Running the Benchmarks
You need a goalpost to measure the strength of your model before going to battle against other models, so we enabled testing against our rules-based agents. We call them benchmarks.
Each benchmark consists of battling a rules-based agent 10 times - 5 times starting from each side.
The following is the scoring methodology for the benchmarks:
const getBenchmarkScore = (yourHealth, opponentHealth, timeRemaining, startingTime) => {
const relativeHealth = yourHealth - opponentHealth
var resultMultiple
if (relativeHealth > 0) resultMultiple = 1
else if (relativeHealth < 0) resultMultiple = -1
else resultMultiple = 0
const timeRemainingScore = timeScoreMultiple * resultMultiple * timeRemaining / startingTime
const healthRemainingScore = healthScoreMultiple * relativeHealth
return timeRemainingScore + healthRemainingScore
}
Benchmark Analytics
We provide researchers with tools to analyze their model’s performance against benchmarks.
Watch Your Model
This is when it becomes really fun.

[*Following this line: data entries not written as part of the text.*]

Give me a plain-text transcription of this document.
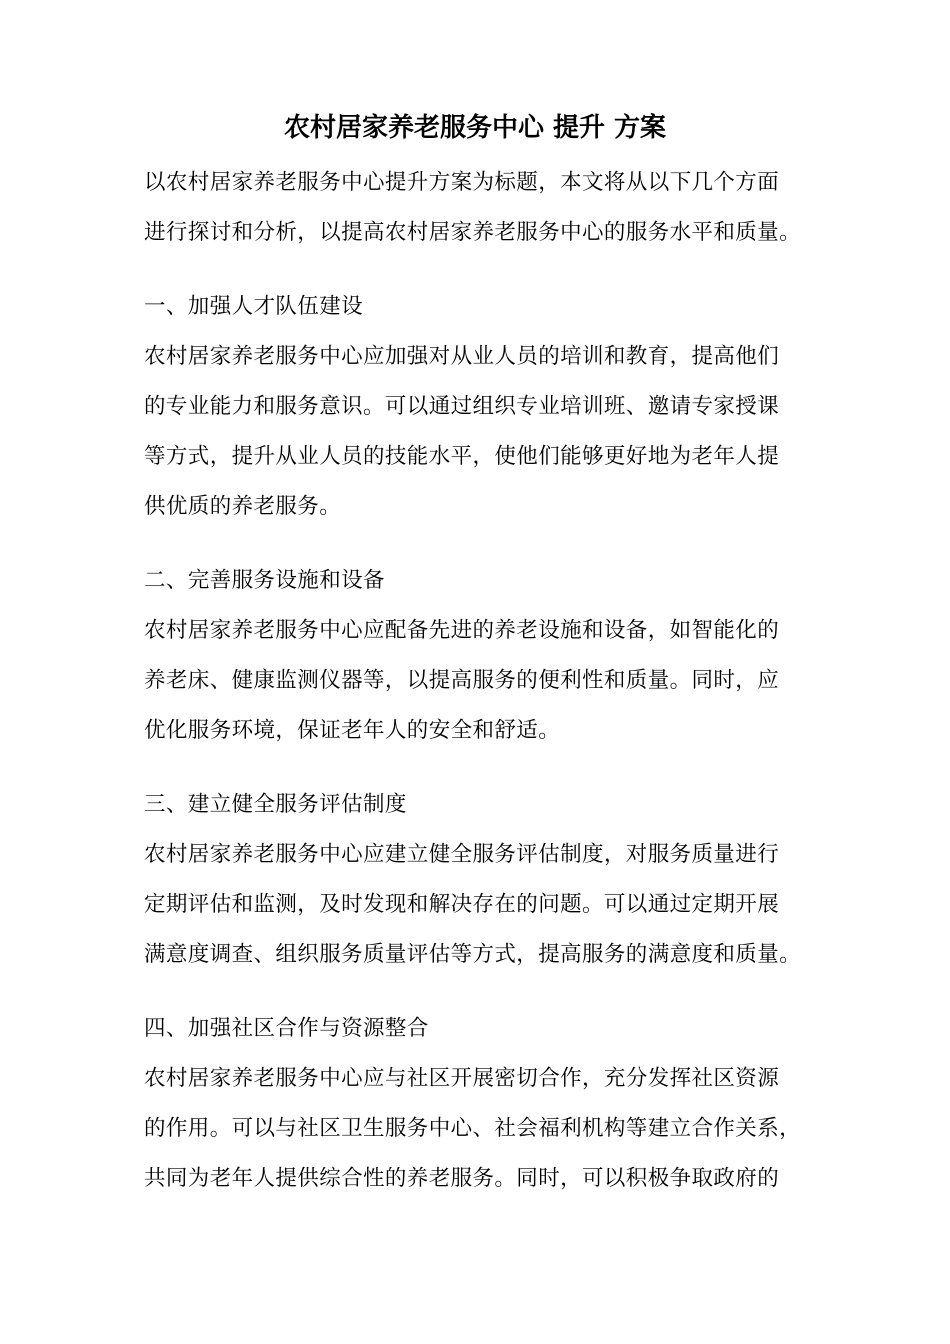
农村居家养老服务中心 提升 方案

以农村居家养老服务中心提升方案为标题，本文将从以下几个方面
进行探讨和分析，以提高农村居家养老服务中心的服务水平和质量。

一、加强人才队伍建设

农村居家养老服务中心应加强对从业人员的培训和教育，提高他们
的专业能力和服务意识。可以通过组织专业培训班、邀请专家授课
等方式，提升从业人员的技能水平，使他们能够更好地为老年人提
供优质的养老服务。

二、完善服务设施和设备

农村居家养老服务中心应配备先进的养老设施和设备，如智能化的
养老床、健康监测仪器等，以提高服务的便利性和质量。同时，应
优化服务环境，保证老年人的安全和舒适。

三、建立健全服务评估制度

农村居家养老服务中心应建立健全服务评估制度，对服务质量进行
定期评估和监测，及时发现和解决存在的问题。可以通过定期开展
满意度调查、组织服务质量评估等方式，提高服务的满意度和质量。

四、加强社区合作与资源整合

农村居家养老服务中心应与社区开展密切合作，充分发挥社区资源
的作用。可以与社区卫生服务中心、社会福利机构等建立合作关系，
共同为老年人提供综合性的养老服务。同时，可以积极争取政府的
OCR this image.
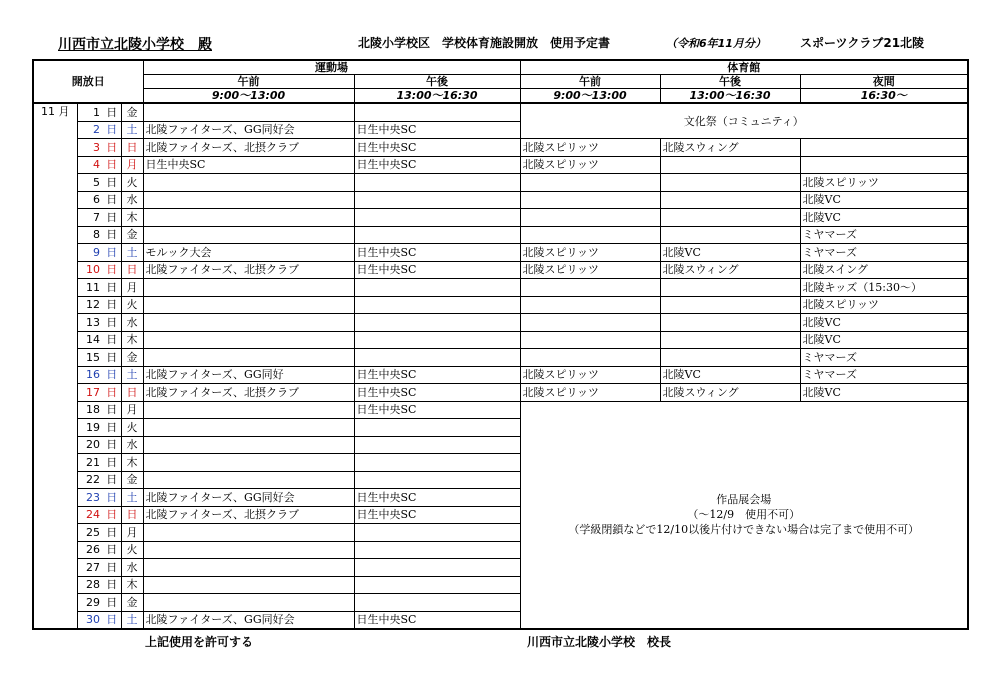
川西市立北陵小学校　殿	北陵小学校区　学校体育施設開放　使用予定書	（令和6年11月分）	スポーツクラブ21北陵
開放日				運動場		体育館		
				午前	午後	午前	午後	夜間
				9:00～13:00	13:00～16:30	9:00～13:00	13:00～16:30	16:30～
11 月	1	日	金			文化祭（コミュニティ）		
	2	日	土	北陵ファイターズ、GG同好会	日生中央SC			
	3	日	日	北陵ファイターズ、北摂クラブ	日生中央SC	北陵スピリッツ	北陵スウィング	
	4	日	月	日生中央SC	日生中央SC	北陵スピリッツ		
	5	日	火					北陵スピリッツ
	6	日	水					北陵VC
	7	日	木					北陵VC
	8	日	金					ミヤマーズ
	9	日	土	モルック大会	日生中央SC	北陵スピリッツ	北陵VC	ミヤマーズ
	10	日	日	北陵ファイターズ、北摂クラブ	日生中央SC	北陵スピリッツ	北陵スウィング	北陵スイング
	11	日	月					北陵キッズ（15:30～）
	12	日	火					北陵スピリッツ
	13	日	水					北陵VC
	14	日	木					北陵VC
	15	日	金					ミヤマーズ
	16	日	土	北陵ファイターズ、GG同好	日生中央SC	北陵スピリッツ	北陵VC	ミヤマーズ
	17	日	日	北陵ファイターズ、北摂クラブ	日生中央SC	北陵スピリッツ	北陵スウィング	北陵VC
	18	日	月		日生中央SC	作品展会場
（～12/9　使用不可）
（学級閉鎖などで12/10以後片付けできない場合は完了まで使用不可）		

	19	日	火					
	20	日	水					
	21	日	木					
	22	日	金					
	23	日	土	北陵ファイターズ、GG同好会	日生中央SC			
	24	日	日	北陵ファイターズ、北摂クラブ	日生中央SC			
	25	日	月					
	26	日	火					
	27	日	水					
	28	日	木					
	29	日	金					
	30	日	土	北陵ファイターズ、GG同好会	日生中央SC			
上記使用を許可する	川西市立北陵小学校　校長
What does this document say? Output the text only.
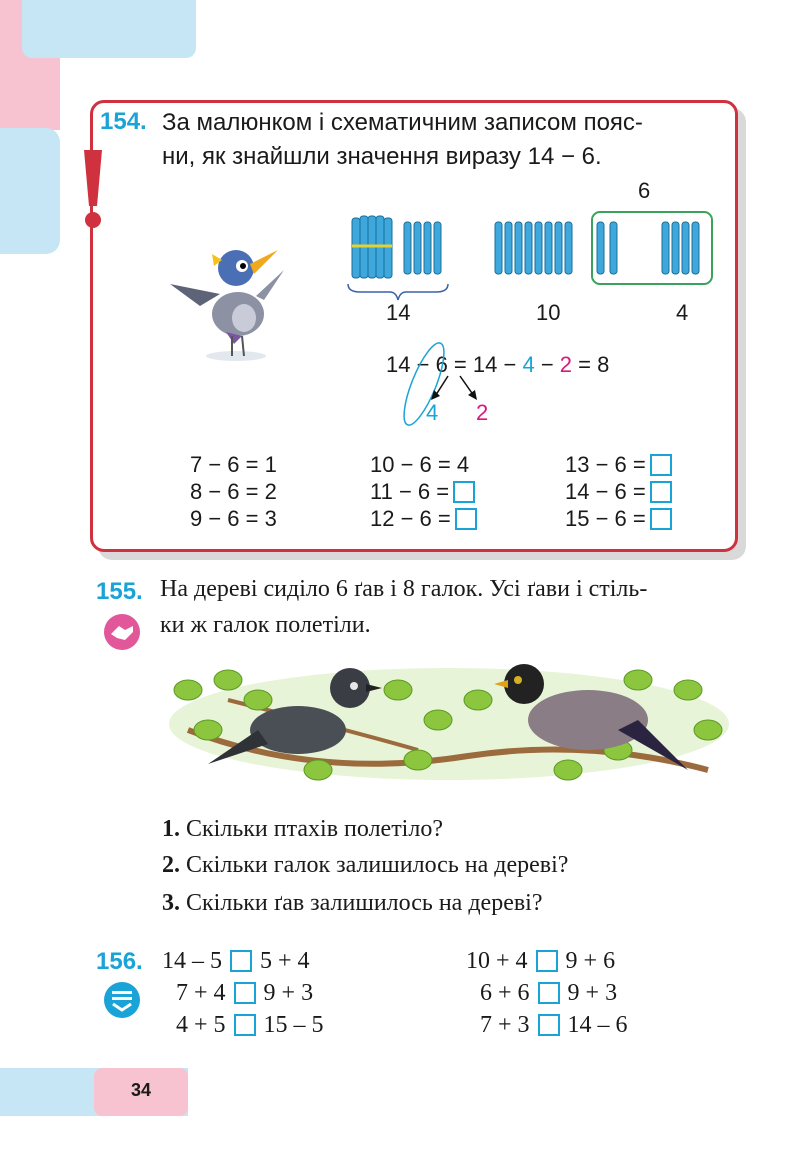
154. За малюнком і схематичним записом пояс-
ни, як знайшли значення виразу 14 − 6.
6
14	10	4
14 − 6 = 14 − 4 − 2 = 8
4 2
7 − 6 = 1
8 − 6 = 2
9 − 6 = 3
10 − 6 = 4
11 − 6 =
12 − 6 =
13 − 6 =
14 − 6 =
15 − 6 =
155. На дереві сиділо 6 ґав і 8 галок. Усі ґави і стіль-
ки ж галок полетіли.
1. Скільки птахів полетіло?
2. Скільки галок залишилось на дереві?
3. Скільки ґав залишилось на дереві?
156. 14 – 5 5 + 4
7 + 4 9 + 3
4 + 5 15 – 5
10 + 4 9 + 6
6 + 6 9 + 3
7 + 3 14 – 6
34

You can watch your model battle against the benchmarks as well!
AI Inspector
We provide you with a tool to analyze more of your agent’s policy. Researchers can toggle the state to see what AI would do in every possible scenario. We make every aspect of the state toggle-able.
Compete Against Others
After you are comfortable with your model’s performance against the benchmarks, join the ranked competition and battle against other models from around the world.